The group of butterflies to which the sailers belong are prone to misidentification. I sought an enhanced perspective from Spain-based expert and author Purnendu Roy, who is renowned for butterfly identification. “Yes, to me (Khurana’s specimen) is most likely Neptis soma, but this is a difficult genus. For identification: (i) on the underside hindwing, the marginal and white submarginal lines are both continuous and quite clear (ii) on the forewing, the upper three sub-marginal spots are clearly shifted in (iii) the hindwing cilia seems quite wide, but it would be better to see this from the upper side,” Roy told this writer.

Kalij killed by dog at Patiala farmhouse. (PHOTOS: ABHIMANYU SAAGAR)
Kalij killed by dog at Patiala farmhouse. (PHOTOS: ABHIMANYU SAAGAR)

Now, to a more vexed question. What on earth was a hilly Kalij doing in the Patiala plains where she met an untimely death in a dog’s jaws? According to farmhouse owner, Abhimanyu Saagar: “Our land is semi-wild (five acres) and there is a larger (area of) government forest land on one side. So, wild animals do turn up: Monitor lizards, Stone curlews, snakes, mongooses, francolins, peacocks etc...and so the Kalij,’’ Saagar told this writer.
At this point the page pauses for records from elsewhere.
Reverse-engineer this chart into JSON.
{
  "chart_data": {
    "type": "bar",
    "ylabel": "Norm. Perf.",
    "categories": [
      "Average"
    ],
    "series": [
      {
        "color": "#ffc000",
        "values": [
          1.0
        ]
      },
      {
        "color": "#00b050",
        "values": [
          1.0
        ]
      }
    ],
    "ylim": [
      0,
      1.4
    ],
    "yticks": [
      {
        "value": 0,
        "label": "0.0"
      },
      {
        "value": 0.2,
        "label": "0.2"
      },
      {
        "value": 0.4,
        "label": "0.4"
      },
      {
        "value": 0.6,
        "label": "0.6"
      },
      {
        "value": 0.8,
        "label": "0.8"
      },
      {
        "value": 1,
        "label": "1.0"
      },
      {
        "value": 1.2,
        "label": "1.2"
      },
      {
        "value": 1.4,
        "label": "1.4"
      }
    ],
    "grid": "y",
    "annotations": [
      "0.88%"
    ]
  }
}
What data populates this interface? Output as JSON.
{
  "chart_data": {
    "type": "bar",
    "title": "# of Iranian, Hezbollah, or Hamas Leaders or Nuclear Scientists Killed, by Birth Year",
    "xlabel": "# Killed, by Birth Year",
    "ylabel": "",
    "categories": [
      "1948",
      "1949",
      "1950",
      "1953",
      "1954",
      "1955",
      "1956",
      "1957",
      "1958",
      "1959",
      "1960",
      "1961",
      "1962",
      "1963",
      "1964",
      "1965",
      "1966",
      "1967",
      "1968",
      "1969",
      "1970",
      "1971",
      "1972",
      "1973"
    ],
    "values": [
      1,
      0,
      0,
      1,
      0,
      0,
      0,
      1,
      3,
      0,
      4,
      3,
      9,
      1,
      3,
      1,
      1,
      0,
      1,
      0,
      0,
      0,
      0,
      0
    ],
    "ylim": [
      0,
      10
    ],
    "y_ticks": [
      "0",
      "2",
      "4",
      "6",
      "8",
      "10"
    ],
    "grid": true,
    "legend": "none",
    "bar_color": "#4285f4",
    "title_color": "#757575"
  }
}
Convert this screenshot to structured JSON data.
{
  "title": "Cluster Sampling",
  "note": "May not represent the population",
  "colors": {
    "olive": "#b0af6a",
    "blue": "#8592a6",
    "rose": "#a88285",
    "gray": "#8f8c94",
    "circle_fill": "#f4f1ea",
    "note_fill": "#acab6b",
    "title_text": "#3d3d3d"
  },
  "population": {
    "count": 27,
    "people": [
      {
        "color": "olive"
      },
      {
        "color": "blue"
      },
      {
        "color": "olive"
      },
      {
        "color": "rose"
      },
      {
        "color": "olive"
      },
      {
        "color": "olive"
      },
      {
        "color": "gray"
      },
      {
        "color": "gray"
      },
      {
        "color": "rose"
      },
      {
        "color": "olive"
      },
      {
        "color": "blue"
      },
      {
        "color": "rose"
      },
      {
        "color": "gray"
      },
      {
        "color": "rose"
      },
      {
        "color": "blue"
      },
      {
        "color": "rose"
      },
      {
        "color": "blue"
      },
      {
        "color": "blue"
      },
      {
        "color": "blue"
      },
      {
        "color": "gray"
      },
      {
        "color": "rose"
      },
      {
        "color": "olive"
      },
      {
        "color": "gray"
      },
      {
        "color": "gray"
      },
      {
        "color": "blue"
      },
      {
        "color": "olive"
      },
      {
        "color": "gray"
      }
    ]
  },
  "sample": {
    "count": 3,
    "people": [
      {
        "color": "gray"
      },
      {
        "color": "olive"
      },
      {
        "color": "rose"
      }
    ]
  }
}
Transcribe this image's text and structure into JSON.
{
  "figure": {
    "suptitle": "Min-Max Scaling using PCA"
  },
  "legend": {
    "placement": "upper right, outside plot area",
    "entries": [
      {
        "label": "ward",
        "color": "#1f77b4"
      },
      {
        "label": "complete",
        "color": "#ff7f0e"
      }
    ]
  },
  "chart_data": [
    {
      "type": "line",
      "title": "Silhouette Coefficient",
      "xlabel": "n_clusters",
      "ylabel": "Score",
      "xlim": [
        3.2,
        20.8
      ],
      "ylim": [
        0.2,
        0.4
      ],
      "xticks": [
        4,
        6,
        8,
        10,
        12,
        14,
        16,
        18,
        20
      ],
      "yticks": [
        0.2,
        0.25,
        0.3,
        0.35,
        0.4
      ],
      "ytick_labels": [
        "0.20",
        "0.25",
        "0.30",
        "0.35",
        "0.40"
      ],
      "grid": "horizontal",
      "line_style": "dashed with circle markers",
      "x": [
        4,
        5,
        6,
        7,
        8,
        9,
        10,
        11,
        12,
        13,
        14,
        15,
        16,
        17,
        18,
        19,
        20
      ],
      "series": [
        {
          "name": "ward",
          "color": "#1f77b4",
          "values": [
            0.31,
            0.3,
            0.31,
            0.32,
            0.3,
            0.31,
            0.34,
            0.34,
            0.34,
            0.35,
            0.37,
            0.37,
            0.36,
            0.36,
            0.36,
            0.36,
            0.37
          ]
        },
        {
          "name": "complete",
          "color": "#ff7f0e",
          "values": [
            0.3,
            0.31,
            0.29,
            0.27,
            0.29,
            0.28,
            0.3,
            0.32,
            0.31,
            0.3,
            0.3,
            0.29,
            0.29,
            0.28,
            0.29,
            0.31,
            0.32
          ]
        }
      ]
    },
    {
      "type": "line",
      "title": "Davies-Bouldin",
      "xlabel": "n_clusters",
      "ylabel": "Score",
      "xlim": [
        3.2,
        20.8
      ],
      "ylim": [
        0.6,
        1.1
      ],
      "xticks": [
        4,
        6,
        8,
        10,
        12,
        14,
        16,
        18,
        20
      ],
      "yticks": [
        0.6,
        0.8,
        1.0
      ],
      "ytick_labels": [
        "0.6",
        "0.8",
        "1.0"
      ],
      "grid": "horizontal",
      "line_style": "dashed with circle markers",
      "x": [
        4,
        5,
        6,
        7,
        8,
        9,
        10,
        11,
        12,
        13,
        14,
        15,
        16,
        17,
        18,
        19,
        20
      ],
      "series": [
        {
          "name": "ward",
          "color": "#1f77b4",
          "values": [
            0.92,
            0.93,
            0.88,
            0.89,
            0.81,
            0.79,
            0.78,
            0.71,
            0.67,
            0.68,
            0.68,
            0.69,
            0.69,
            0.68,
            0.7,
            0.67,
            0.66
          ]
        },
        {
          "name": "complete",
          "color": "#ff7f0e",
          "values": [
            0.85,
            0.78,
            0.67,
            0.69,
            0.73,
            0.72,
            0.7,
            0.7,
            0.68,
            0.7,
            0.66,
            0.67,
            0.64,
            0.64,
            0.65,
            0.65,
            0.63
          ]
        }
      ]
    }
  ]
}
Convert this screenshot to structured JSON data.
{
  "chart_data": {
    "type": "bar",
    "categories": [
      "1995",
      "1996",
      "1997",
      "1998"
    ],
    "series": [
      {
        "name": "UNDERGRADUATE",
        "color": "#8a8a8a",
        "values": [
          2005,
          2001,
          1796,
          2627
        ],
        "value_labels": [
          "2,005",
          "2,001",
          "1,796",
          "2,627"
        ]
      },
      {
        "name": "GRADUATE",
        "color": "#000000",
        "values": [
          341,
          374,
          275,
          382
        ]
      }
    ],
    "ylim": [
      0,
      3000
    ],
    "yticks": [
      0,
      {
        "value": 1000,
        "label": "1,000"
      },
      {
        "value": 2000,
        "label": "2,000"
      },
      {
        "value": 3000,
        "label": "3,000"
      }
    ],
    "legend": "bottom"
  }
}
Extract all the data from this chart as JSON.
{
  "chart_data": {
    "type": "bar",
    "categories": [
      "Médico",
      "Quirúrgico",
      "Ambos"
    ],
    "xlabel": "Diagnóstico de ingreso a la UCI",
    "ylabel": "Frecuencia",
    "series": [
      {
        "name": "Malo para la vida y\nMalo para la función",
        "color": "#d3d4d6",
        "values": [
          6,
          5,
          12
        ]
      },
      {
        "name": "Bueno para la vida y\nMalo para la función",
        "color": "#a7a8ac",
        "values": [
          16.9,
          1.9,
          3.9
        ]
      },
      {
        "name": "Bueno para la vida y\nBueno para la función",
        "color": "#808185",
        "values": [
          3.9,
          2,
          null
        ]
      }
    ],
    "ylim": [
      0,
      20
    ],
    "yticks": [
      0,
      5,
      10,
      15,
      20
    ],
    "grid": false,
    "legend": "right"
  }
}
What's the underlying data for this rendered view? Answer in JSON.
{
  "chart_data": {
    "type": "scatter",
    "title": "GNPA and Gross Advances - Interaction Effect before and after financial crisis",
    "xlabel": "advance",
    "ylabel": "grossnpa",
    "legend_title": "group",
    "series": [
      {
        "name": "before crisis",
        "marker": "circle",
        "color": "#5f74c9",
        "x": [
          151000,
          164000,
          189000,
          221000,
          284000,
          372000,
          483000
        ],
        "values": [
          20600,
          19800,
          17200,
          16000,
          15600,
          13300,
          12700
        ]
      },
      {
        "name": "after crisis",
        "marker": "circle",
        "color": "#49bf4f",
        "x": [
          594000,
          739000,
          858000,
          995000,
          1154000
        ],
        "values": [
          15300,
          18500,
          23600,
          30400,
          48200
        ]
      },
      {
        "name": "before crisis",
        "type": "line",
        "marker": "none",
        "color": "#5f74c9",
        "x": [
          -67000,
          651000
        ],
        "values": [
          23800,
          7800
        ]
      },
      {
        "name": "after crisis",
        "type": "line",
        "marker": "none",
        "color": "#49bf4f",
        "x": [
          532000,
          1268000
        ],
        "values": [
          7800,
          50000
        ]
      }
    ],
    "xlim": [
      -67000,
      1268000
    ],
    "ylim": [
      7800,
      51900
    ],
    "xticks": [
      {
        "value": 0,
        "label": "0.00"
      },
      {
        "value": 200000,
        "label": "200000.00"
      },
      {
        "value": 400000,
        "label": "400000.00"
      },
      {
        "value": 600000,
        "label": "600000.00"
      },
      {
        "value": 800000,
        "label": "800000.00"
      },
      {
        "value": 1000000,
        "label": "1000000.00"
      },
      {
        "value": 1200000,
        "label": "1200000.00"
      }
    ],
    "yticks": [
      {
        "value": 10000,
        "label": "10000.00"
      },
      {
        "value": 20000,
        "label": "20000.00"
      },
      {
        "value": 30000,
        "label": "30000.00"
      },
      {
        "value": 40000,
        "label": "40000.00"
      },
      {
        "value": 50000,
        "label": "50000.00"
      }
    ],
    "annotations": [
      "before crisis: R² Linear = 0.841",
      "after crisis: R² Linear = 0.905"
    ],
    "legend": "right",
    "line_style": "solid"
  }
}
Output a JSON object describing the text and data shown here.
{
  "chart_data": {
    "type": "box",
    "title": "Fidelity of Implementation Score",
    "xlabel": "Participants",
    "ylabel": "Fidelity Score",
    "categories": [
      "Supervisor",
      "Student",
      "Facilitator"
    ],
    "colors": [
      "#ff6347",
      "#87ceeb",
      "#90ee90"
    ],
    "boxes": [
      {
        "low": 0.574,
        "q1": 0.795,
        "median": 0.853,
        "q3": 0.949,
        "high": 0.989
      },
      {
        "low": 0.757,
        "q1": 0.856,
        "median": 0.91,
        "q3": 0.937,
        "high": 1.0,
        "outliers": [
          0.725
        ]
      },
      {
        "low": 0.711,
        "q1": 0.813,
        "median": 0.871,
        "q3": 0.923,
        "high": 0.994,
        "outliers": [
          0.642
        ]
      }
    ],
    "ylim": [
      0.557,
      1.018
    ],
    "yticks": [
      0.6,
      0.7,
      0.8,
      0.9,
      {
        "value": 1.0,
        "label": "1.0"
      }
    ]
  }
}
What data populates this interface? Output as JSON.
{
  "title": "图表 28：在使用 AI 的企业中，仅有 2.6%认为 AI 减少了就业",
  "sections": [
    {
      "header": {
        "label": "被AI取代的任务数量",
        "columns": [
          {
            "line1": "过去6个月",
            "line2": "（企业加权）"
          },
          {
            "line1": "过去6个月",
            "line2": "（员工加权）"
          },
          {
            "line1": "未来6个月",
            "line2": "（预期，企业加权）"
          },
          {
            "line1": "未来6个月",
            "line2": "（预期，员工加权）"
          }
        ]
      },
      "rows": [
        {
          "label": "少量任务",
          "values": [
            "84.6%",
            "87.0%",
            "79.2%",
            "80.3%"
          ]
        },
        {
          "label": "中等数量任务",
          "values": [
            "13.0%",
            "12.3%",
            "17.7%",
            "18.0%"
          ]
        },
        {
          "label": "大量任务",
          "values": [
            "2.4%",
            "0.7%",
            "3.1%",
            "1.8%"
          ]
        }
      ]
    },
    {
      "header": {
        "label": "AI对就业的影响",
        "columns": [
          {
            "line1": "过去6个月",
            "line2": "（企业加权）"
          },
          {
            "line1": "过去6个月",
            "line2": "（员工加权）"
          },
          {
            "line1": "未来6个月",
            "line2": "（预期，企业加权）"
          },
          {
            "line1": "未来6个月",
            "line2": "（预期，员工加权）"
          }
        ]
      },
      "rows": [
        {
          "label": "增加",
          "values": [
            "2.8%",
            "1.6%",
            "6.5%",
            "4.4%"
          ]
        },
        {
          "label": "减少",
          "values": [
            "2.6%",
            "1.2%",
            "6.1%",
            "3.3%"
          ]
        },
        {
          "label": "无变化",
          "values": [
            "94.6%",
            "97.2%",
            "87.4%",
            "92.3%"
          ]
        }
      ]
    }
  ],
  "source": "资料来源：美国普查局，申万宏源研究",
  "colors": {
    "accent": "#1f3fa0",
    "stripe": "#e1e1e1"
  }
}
However, while the possibility of the female Kalij breeding in the Patiala jungle or being a natural vagrant or freak migrant cannot be ruled out, it is unlikely. There are no known wild Kalij records from the deeper plains of Punjab. That makes the needle of suspicion point to the female kept illegally in captivity, escaping or freed surreptitiously by its keeper in the jungle. The possibility that she escaped from legal captivity can be ruled out as Kalij specimens are not maintained at the mini-zoo (Bir Moti Bagh) and aviary in Baradari Gardens, Patiala.

This leaves the potential for illegal indulgences by a game bird fancier. Patiala is a hub of ex-shikaris, ex-poachers and active poachers. Captive birds have been seized in Patiala. Startling disclosures were made by fanciers / keepers while availing governmental amnesty schemes in the first decade of the millennium to legalise possession of live Indian wild birds and wildlife trophies. An erstwhile royal had then declared the following birds to the Forests and Wildlife Preservation department at Patiala: 81 Red jungle fowl, 19 Chukor, eight francolins and four Painted spurfowl.